6.2 Single Identity Groups are to send a nominated representative(s) to any briefings that are convened by either the parade organisers or other relevant agencies if either are requested or required to do so.

6.3 Single Identity Groups are to clarify any points raised at briefings, either on an individual basis or as a collective response where possible.

6.4 Single Identity Group representatives can attend the debrief following a parade, in order to provide an input to the discussion and contribute to a collective analysis of the event.
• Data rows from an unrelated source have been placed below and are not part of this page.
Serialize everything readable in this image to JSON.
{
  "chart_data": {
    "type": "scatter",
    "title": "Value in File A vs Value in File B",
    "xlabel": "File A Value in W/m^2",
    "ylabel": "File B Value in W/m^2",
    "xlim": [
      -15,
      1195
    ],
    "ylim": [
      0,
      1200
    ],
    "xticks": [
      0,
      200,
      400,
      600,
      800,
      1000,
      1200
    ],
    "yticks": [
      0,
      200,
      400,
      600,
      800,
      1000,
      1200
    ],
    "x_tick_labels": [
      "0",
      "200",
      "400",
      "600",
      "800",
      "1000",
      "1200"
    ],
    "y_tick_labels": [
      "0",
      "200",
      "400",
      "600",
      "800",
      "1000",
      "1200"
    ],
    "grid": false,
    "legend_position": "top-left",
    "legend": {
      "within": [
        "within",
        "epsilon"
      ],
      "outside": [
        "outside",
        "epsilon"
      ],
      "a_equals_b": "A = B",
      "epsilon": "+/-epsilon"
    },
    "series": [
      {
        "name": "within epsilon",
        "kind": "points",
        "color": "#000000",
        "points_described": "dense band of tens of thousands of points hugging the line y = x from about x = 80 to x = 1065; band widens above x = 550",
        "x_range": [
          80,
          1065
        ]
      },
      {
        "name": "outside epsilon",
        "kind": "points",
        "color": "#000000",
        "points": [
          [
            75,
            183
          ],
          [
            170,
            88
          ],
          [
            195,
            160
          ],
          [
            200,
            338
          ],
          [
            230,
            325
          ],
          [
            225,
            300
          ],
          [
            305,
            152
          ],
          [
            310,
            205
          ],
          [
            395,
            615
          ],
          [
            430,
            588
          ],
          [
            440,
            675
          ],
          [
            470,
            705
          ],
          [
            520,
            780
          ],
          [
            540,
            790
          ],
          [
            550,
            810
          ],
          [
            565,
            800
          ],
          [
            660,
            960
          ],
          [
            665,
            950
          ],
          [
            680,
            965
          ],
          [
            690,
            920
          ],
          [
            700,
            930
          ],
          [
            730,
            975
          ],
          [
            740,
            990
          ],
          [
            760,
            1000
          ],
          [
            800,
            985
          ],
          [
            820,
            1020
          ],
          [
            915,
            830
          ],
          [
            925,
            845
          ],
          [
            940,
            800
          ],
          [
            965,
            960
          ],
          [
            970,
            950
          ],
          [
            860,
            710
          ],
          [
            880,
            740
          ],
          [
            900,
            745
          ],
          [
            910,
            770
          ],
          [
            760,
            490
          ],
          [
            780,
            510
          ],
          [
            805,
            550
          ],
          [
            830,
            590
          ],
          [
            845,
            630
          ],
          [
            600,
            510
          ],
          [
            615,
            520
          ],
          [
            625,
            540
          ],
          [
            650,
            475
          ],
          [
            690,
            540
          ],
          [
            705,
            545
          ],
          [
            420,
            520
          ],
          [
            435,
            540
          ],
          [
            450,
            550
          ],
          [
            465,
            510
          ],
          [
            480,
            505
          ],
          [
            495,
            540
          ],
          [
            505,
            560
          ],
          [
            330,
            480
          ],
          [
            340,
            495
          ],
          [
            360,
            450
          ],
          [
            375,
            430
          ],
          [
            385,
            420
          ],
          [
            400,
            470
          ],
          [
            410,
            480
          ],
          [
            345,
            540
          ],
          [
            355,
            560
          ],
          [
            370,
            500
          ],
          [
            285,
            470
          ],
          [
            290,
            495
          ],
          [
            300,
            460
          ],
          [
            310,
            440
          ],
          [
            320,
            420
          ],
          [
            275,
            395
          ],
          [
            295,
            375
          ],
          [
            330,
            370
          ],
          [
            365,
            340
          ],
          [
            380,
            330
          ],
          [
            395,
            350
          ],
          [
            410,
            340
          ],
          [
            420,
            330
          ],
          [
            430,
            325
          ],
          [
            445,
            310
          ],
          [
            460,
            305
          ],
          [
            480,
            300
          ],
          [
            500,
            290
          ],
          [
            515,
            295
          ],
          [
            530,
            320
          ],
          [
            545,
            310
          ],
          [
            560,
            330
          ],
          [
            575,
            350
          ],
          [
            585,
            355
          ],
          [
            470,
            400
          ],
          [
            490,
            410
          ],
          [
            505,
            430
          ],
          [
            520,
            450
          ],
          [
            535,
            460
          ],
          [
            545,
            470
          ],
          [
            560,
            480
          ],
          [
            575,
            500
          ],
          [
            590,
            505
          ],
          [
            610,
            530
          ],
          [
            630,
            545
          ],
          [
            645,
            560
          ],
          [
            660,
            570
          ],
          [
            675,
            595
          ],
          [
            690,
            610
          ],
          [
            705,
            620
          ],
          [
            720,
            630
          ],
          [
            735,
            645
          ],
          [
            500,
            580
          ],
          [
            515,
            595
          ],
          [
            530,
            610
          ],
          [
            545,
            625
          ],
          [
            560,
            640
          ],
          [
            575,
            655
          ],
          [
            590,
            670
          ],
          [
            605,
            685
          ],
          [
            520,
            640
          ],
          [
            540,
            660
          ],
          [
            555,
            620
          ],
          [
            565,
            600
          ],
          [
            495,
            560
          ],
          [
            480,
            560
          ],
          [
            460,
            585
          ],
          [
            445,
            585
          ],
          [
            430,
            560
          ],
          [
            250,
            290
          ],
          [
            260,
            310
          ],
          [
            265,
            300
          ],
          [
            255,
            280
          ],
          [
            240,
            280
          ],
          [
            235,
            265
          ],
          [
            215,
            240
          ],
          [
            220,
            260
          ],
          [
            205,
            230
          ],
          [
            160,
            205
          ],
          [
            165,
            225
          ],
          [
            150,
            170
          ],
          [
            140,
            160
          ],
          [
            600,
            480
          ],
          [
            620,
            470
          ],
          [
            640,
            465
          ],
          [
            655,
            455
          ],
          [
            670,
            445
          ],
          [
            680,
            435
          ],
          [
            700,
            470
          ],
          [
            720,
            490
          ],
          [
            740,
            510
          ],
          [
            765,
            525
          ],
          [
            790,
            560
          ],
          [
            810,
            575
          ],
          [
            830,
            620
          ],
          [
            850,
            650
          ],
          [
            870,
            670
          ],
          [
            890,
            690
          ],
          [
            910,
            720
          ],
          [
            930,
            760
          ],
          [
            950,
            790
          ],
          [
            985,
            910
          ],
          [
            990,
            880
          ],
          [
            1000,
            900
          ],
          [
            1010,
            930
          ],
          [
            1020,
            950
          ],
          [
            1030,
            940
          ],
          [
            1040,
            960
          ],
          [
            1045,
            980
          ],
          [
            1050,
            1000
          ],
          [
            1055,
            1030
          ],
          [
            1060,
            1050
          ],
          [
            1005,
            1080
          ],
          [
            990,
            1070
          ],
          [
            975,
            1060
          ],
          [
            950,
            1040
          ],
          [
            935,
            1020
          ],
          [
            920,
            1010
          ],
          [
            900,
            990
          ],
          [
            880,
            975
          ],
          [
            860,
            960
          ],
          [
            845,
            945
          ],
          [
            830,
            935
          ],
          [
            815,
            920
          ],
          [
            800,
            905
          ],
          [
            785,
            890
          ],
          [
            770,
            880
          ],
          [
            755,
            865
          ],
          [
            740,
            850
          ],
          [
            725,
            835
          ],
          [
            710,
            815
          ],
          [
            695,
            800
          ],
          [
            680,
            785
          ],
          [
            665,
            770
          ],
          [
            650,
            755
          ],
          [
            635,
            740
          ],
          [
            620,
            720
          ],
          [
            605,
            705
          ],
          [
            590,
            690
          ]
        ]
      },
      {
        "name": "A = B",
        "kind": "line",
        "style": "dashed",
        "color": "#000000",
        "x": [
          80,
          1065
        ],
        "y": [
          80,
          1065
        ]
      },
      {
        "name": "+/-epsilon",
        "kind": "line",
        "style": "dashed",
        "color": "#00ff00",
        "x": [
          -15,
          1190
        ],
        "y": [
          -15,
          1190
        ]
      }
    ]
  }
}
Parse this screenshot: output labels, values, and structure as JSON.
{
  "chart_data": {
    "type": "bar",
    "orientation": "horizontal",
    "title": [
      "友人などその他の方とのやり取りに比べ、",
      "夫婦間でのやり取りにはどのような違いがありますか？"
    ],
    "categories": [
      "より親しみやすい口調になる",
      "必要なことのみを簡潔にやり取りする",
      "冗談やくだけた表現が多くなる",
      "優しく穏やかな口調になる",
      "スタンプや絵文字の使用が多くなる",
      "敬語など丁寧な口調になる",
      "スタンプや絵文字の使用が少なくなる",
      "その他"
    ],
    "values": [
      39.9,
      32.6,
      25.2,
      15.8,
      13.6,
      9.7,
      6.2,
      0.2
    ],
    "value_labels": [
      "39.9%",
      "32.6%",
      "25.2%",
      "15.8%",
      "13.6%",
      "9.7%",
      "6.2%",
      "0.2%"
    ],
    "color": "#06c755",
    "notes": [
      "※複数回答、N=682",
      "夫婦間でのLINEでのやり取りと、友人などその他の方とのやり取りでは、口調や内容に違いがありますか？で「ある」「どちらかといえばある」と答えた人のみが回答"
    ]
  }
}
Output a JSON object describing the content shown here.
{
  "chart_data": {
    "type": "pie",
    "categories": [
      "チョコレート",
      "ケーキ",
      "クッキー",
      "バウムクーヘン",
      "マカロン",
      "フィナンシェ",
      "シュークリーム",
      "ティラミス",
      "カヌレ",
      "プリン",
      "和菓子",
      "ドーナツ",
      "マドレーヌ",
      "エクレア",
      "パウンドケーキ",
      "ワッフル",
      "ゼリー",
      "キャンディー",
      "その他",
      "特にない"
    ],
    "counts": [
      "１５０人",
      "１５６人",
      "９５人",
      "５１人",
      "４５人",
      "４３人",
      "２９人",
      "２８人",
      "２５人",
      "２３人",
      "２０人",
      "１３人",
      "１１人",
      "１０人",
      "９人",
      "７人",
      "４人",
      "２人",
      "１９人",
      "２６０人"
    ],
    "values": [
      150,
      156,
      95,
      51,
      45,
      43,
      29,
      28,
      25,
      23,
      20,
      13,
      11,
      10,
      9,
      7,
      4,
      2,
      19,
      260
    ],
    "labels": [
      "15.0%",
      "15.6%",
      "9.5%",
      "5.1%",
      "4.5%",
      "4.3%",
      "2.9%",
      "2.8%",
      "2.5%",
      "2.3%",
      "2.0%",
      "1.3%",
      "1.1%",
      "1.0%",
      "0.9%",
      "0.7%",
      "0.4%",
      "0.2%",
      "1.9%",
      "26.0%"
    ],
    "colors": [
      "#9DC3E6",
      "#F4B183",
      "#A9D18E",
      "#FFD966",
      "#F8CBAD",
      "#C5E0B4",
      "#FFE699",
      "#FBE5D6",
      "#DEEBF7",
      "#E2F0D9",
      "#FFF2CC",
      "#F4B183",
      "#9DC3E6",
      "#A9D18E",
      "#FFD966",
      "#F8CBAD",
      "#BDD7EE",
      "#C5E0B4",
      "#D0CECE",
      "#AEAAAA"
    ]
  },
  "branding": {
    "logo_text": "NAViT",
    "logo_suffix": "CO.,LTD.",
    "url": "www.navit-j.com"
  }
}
6.5 Requirements specific to Marshals:

6.5.1 Where possible marshals should make themselves known to the designated people within the Clubs, Lodges, Preceptories, Bands and police or legal authorities prior to processions, commemorations or parades at these briefings, or before the event starts.

Conclusion

This accord is a proactive, positive step to put in place a high level/over-arching agreement that all participating groupings can willingly sign up to. Although the Maiden City Accord is initially a local agreement, with only the Apprentice Boys of Derry in a position to implement it fully throughout their organisation, it is hoped that the spirit and common sense approach it encourages will promote both the Loyal Orders and Marching Bands from all areas in a positive way, and counteract the negative attitude towards the Protestant Culture by those who are seeking to create tension and disruption during parades.

This Accord between Loyal Orders, Marshals and Bands will be subject to review regularly should this be deemed to be necessary by any or all contributory parties for the betterment of the parading culture.